Hoje, esse princípio está incorporado em todos os Estados Democráticos. Como guardião da Constituição Federal não pode o STF conferir efeito prospectivo na decisão proferida em matéria tributária de forma a afrontar o princípio constitucional da legalidade tributária e o princípio da segurança jurídica em que se assentam os princípios da boa-fé e da proteção de confiança. Quem de boa-fé confia na lei vigente e na jurisprudência em vigor da mais Alta Corte de Justiça do País não pode ser prejudicado com o advento das alteração jurisprudencial posterior. Como dito anteriormente, o efeito prospectivo somente cabe para dar guarida a princípios constitucionais expressos e implícitos na Constituição, que por meio de princípios limitadores do poder de tributar funcionam como escudo de proteção do contribuinte. Nunca para buscar efeito contrário.

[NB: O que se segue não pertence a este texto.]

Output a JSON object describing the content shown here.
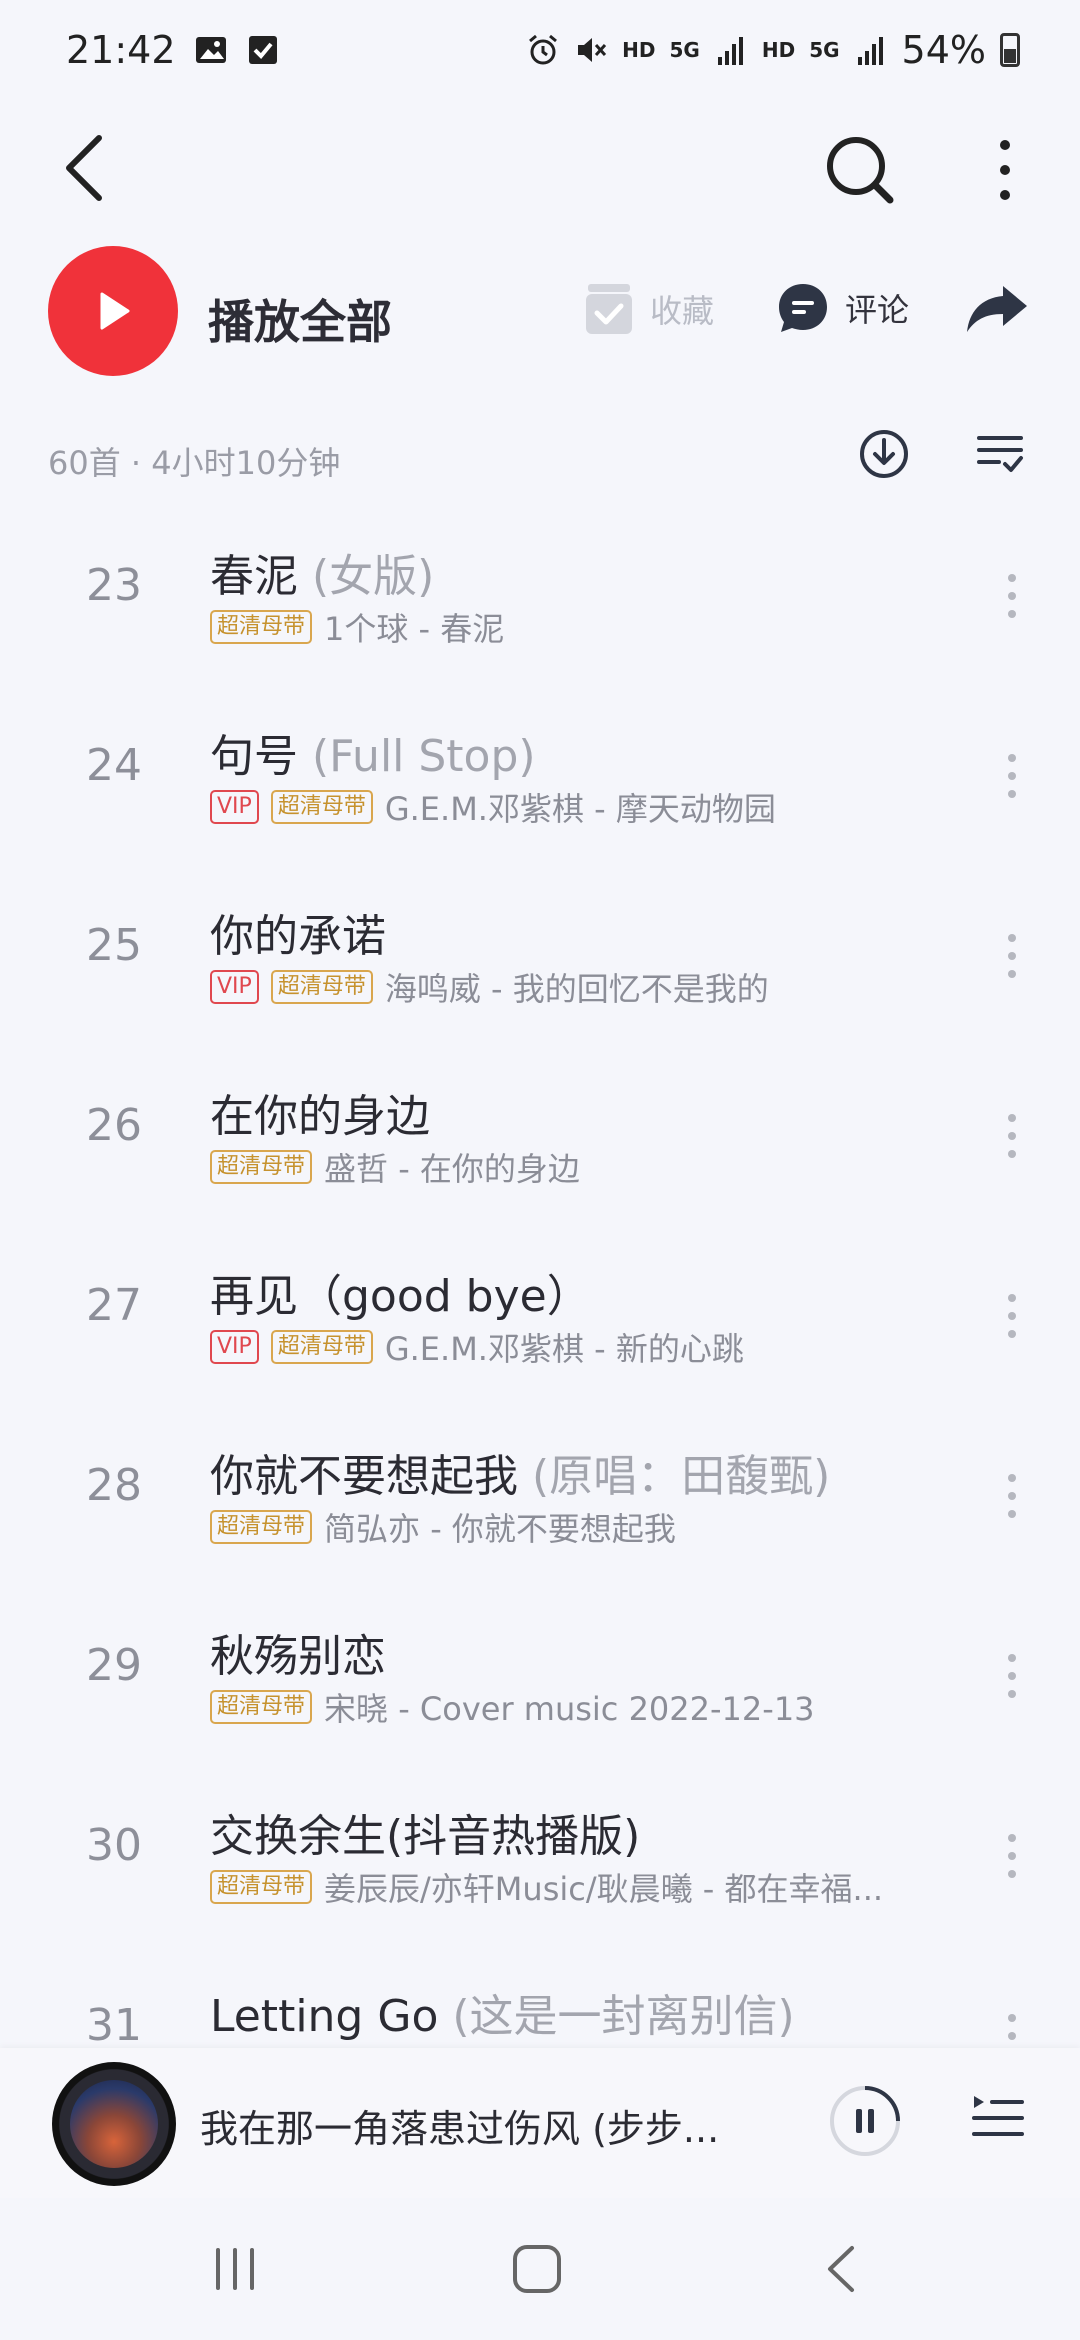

[1] Cf. nosso Direito financeiro e tributário, 27. ed. São Paulo: Atlas, 2018, p.390.

[2] RE nº 266.523, DJ 17-11-2000 e ADI nº 1.851, DJ 13-12-2002.

[3] RE nº 593.849, DJe 5-4-2017.

[4] A experiência tem demonstrado que há uma correlação entre o aumento da arrecadação tributária e a expansão dos déficits primário e nominal. Quanto mais se arrecada, maior o desperdício de verbas públicas conduzindo ao desequilíbrio maior do orçamento público.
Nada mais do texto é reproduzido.